Près de cinq ans après la tragédie du pont Morandi à Gênes, les décisions de justice sont tombées. Le 16 juillet 2023, un tribunal italien a condamné trente-deux personnes à des peines de prison allant jusqu’à 12 ans. Cet effondrement, survenu le 14 août 2018 sous une pluie battante, a entraîné la chute de plusieurs véhicules et coûté la vie à 43 personnes.
EN BREF
- Trente-deux accusés condamnés à des peines allant jusqu’à 12 ans de prison.
- Des anciens dirigeants d’Autostrade per l’Italia parmi les condamnés.
- La tragédie a soulevé des questions sur l’état des infrastructures en Italie.
Parmi les condamnés se trouvent des anciens hauts responsables de la société d’autoroutes Autostrade per l’Italia, gestionnaire du pont. Giovanni Castellucci, ancien directeur général d’Autostrade, a reçu la peine la plus sévère. Il purge déjà une peine pour un autre accident tragique survenu en 2013, qui avait causé la mort de 40 personnes dans le sud de l’Italie. Castelucci a été déclaré coupable de négligence et d’homicide involontaire, malgré ses déclarations devant le tribunal, où il a affirmé se sentir « responsable mais pas coupable ».

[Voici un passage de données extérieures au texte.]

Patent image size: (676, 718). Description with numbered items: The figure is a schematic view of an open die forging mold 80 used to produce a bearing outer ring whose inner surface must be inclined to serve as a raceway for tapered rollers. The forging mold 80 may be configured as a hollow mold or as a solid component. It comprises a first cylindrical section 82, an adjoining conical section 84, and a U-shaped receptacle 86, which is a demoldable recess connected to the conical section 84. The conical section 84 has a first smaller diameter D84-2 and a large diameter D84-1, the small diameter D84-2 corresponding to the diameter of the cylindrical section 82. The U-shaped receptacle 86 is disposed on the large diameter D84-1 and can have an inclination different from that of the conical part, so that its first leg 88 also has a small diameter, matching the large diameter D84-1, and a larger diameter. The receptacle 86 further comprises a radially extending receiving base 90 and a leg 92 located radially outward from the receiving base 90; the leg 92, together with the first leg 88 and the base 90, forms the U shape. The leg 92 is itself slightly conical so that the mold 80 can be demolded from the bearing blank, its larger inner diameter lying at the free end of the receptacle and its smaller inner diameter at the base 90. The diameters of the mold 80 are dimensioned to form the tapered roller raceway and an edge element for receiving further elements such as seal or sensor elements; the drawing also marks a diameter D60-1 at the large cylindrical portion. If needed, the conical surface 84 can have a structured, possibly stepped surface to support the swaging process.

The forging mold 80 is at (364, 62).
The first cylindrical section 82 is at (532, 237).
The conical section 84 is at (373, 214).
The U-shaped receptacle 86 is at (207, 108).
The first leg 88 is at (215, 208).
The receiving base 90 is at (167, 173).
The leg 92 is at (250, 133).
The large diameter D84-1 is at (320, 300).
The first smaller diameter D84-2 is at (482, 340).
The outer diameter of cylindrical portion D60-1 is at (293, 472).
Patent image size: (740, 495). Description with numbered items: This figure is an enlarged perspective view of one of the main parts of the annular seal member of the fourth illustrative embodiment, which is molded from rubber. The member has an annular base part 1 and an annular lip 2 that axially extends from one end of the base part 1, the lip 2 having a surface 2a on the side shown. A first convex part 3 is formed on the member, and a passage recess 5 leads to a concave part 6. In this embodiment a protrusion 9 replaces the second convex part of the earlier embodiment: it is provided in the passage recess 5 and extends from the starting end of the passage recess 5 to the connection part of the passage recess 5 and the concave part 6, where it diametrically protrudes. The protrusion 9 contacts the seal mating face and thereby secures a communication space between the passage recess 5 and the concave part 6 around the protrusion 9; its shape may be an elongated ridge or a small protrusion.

Son avocat, Me Giovanni Paolo Accinni, a contesté cette condamnation, soutenant que la cause de l’effondrement résidait dans un vice de construction caché, plutôt que dans un manque d’entretien. Le tribunal a cependant souligné qu’une maintenance adéquate n’avait pas été effectuée depuis des décennies sur le pont, mettant en lumière un manquement grave à la sécurité.
Les peines prononcées ne se limitent pas à Castellucci. Les anciens numéros deux et trois d’Autostrade ont été condamnés à des peines de cinq ans et demi et de 11 ans respectivement. Un ancien responsable du ministère des Infrastructures a également été condamné à cinq ans de prison. Au total, 28 co-accusés ont été reconnus coupables, avec des peines d’au moins un an et 11 mois.
Cette affaire a révélé les défaillances dans l’entretien des infrastructures italiennes et a soulevé des préoccupations quant à la gestion des autoroutes dans le pays. Les témoignages lors du procès ont révélé qu’aucune intervention de maintenance minimale n’avait été réalisée sur le pilier numéro 9, qui s’est effondré le jour de la catastrophe. Des travaux étaient pourtant prévus sur ce pilier, mais ils n’ont jamais été effectués.
À l’issue du verdict, Michele Matti Altadonna, frère d’une des victimes, a exprimé un soulagement amer. « Aujourd’hui, nous pouvons dire qu’il existe des coupables pour nos proches assassinés », a-t-il déclaré, soulignant que l’effondrement aurait pu être évité. Raffaele Caruso, avocat du Comité des proches des victimes, a soutenu que la responsabilité des accusés était clairement établie.
Le vice-ministre italien des Infrastructures et des Transports, Edoardo Rixi, a également commenté le verdict, affirmant que les responsabilités avaient enfin été reconnues. « L’effondrement n’était pas une fatalité, mais le résultat de graves erreurs et omissions », a-t-il déclaré, mettant en avant l’importance de garantir la sécurité des infrastructures.
Cette tragédie a non seulement coûté la vie à de nombreuses personnes, mais elle a également soulevé des questions sur la gestion des infrastructures en Italie, plaçant la responsabilité sur ceux qui étaient censés veiller à leur entretien. Les condamnations prononcées ce jour-là sont un pas vers la justice pour les victimes et leurs familles, même si elles ne sauront jamais apaiser la douleur de cette perte incommensurable.